There’s real fatigue in the writing too, a stretch where the confidence cracks and he admits to losing faith, wanting to rewrite the chapter he’s in rather than push through it, before the record pulls itself back into motion. That’s the tension the arrangement is built to hold: a song that has to sound light enough to move at speed while carrying something considerably heavier underneath it. Nothing in the production overstates that weight or undercuts it. It just gives the vocal enough room to hold both at once, which is the harder job than it looks.
The restraint isn’t absence; it’s direction, and it’s the decision that lets the record travel as easily as its title implies it should, even when what it’s moving away from is more complicated than the hook lets on.
Gift OFA’s “Setting” asks something else of him entirely. Nazzy wrote, composed and co-produced the record, three roles working toward one idea rather than three. The song isn’t about arrival so much as about staying sharp on the way there. The writing moves fluidly between Yoruba, Pidgin and English, never settling fully into one register, which mirrors exactly what the lyrics are describing. Gratitude sits next to vigilance throughout relief at having survived a harder chapter, paired with a clear-eyed refusal to get comfortable too soon.
“Only by grace say we dey” and “Olohun se, say the time go reach my turn” hold that tension inside two lines: faith functioning less like comfort and more like infrastructure. The hook, “I’m on a setting,” repeats itself into meaning not a finish line, but a coordinate, a way of locating yourself inside motion you haven’t finished yet. It’s a song about ease that never quite lets its guard down, which is a more disciplined position than pure celebration would be. Two records, two entirely different job descriptions, and the same instinct running underneath both: know exactly how much a song needs and stop there.

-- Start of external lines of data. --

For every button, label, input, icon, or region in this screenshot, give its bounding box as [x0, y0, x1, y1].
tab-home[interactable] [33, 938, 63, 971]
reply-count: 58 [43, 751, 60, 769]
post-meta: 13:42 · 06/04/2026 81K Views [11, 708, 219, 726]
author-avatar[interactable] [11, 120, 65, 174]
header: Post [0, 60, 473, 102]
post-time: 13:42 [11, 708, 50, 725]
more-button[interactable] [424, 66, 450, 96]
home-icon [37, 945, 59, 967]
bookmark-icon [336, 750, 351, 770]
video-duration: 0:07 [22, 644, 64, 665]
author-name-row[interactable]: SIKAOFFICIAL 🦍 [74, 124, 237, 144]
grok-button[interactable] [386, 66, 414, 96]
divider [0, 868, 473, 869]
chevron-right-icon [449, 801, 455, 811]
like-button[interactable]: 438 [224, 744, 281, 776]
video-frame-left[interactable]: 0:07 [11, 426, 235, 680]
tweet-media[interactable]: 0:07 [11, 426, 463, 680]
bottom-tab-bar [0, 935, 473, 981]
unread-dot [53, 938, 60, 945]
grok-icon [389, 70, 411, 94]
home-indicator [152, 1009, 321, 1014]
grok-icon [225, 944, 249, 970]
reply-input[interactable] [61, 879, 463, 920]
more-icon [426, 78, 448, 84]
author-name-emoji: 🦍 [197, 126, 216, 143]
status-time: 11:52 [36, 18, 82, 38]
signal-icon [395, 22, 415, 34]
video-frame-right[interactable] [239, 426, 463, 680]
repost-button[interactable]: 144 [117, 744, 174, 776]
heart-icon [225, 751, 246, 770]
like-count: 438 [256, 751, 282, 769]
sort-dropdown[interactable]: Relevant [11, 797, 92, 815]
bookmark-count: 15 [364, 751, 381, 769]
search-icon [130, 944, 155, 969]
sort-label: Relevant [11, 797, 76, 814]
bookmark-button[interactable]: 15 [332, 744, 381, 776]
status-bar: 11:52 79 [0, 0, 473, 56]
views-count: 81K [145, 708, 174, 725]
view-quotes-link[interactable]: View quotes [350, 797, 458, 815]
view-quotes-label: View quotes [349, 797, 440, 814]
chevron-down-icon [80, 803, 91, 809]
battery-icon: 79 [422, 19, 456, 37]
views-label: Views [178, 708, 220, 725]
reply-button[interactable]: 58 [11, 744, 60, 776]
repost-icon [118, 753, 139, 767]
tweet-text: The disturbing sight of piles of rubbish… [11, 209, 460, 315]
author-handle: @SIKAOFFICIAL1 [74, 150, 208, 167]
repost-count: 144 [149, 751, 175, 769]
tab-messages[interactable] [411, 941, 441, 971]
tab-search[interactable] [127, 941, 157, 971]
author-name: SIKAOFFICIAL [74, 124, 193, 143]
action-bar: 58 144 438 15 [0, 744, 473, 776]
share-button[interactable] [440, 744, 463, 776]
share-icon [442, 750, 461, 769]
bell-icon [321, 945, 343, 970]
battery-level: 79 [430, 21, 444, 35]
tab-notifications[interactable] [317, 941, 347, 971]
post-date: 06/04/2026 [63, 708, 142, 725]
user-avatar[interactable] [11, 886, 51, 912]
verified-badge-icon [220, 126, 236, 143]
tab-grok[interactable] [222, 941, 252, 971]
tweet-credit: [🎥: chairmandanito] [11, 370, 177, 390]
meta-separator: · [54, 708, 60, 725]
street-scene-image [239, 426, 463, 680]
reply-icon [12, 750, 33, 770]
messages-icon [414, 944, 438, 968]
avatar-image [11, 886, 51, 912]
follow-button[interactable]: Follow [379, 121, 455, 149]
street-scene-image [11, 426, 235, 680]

Taken together, “London2Paris” and “Setting” show a producer and songwriter who approaches each project with a clear sense of structure, balance and purpose. Rather than relying on a fixed production formula, Chinaza King Nazzy adapts his contribution to the needs of the record, whether through arrangement, songwriting or creative direction. As his catalogue continues to expand across international collaborations, that consistency remains one of the defining characteristics of his work.